Step # 4 of the 8 Easy Steps is to Let People In.
Truly. Tell people that you trust when you need help, or you’re depressed—or you’re happy and you want to share it with them. Acknowledge that you care about them, and let yourself feel it. Instead of doing that other thing we sometimes do, which is to play it cool and pretend we only care as much as the other person has admitted to caring, and only open up half-way. Go all in—it’s worth it.
It took me a while to think on this one. And now that I'm re-reading it, I realize that I totally remembered it differently. I missed the trust part, IE tell people that you trust when you need help etc., etc. I had this whole internal diatribe going on about how far you'd let people in emotionally depending on who they were, and I compared it to how far you'd let them into your house.
For instance, you might only let a coworker in as far as your living room, and if you really liked them you might bring them into the kitchen for cookies, but you probably wouldn't let them into your bedroom. So, you might share with them that funny little thing your kids said last night (living room), or maybe you'll tell them about the not so funny little thing that your husband said to you (kitchen), but you probably wouldn't tell them about the gigantic fight you had with someone, or what position you used last night.
Well, I guess maybe that depends on who you are. . .
Anyway, I'll tuck that internal diatribe away, and maybe focus on the letting-people-that-you-trust-in part.
I let my husband in all the time. I'm an open book emotionally, so it's not that hard to tell when I'm happy, sad, glad or mad, but I do sometimes have a hard time talking about it. But Hubby's pretty good at getting me to talk about it, and it does feel pretty good, and we do talk about a lot of really deeply personal stuff, and that's scary but good too because in the end we still love each other, and it really does make our relationship that much better in the end, so I do have to agree with Kate on this one.
I also disagree with her, though. I used to open up a lot to someone who was once my best friend. She's not so much a friend anymore. And by that I mean pretty much not at all. I'll say that the "fault" for the end of the friendship is 50-50, but if you were to actually ask either of us, we'd probably both say, "It's mostly her fault."
A few years ago we did actually meet for coffee, and we tried talking on the phone a couple times, and I will admit: there is a big wall up on my part. She even sounded frustrated when she mentioned that she felt like I was putting up an emotional wall.
What? You mean that after years of my confiding everything to you, and after 'going all in and caring way more than you ever did', only to be horrendously shit on, you expect me to just be like, "Hey, oh my god! I can't believe I get to hang out with you again!
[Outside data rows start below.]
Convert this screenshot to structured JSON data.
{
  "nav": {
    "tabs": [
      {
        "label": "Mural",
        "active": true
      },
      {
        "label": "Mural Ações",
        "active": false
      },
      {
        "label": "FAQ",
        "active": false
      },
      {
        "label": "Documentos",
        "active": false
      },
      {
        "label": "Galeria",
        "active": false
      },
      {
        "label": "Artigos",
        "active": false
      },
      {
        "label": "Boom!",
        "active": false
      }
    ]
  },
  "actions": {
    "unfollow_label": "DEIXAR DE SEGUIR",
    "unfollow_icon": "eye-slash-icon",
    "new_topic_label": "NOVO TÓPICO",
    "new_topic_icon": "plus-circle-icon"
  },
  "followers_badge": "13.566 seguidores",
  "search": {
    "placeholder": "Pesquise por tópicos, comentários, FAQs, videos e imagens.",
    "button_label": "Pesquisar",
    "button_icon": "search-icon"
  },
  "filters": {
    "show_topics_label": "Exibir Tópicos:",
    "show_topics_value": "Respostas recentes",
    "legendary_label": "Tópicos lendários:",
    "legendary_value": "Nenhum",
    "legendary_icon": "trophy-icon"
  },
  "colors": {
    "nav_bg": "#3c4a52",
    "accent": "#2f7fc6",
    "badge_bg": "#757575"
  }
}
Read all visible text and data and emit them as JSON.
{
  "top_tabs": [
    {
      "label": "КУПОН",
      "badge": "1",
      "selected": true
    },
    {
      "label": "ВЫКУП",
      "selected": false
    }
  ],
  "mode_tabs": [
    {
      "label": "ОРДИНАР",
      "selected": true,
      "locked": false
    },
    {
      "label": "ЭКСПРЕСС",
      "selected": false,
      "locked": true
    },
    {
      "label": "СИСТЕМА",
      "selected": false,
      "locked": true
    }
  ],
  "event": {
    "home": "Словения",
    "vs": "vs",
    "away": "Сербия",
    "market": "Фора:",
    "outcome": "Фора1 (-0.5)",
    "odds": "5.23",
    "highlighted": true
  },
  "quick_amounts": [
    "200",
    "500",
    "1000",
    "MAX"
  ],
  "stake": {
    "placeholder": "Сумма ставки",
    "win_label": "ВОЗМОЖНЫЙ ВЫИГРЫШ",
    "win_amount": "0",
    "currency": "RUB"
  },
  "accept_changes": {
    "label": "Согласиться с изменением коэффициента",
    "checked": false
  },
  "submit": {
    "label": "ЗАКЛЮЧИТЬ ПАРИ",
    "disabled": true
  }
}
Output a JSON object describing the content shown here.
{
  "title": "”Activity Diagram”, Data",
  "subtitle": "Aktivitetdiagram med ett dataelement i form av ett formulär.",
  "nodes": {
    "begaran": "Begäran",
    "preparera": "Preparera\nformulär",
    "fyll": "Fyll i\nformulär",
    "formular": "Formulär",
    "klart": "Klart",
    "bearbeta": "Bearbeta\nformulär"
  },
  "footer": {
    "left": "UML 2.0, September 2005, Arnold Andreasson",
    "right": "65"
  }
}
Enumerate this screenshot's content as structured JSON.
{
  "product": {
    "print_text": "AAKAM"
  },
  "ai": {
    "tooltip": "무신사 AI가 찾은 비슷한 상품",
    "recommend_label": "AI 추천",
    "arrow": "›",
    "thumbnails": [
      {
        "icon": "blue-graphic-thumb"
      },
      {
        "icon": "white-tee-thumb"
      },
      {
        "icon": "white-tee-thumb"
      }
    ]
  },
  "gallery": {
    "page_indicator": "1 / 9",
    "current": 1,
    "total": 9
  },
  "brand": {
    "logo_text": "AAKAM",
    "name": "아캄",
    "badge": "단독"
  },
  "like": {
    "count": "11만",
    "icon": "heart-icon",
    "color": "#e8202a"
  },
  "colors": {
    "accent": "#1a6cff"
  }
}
I'm going to tell you everything about my life again, while you, as usual, share nothing except for Victorian-era parlour-room level stuff, and I'll just totally risk being treated exactly the same as you did before, even though it made me feel like crap, because, you know, you expect me to, even though it's been three years since you've said more than five words to me!"
Of course I have a fucking wall up. It doesn't go "Once bitten, twice shy" for no fucking reason.
Does that mean that it will never come down? Well, at this point, the wall will probably keep you out of the house, but back then, with a lot of patience, some understanding, and a little work, you might have been allowed in to the living room, which is at least in the house.
I'm not the only one who puts up walls. I have a friend who let lots of people in at various times in her life, and they almost always end up using whatever information/emotions she freely gave them against her. Of course she's going to put walls up, which doesn't make relationships easy for her anymore. But she is still trying to let people in, so kudos to her ;)
(That's right--I just used a smiley face as punctuation. Go ahead. Have a fit. It's okay.)
All these walls make me wonder--how do you know who to trust? When can you take the walls down completely? Maybe you have to start out with a brick wall, and then maybe the top layer can be taken off so that you can talk to people over the wall, and some people might stay behind that wall all the time, except for maybe when you really need help (like good neighbours do). And maybe after some time goes, you'll know if you can put a gate into your wall, and maybe you'll leave it unlocked.
And maybe eventually you'll maybe marry your best friend and you'll share a yard, so you won't need any walls anymore.
That is an awesome feeling. And it is worth it. It does make life better.
It's just a little scary finding those people that you can trust with your emotions.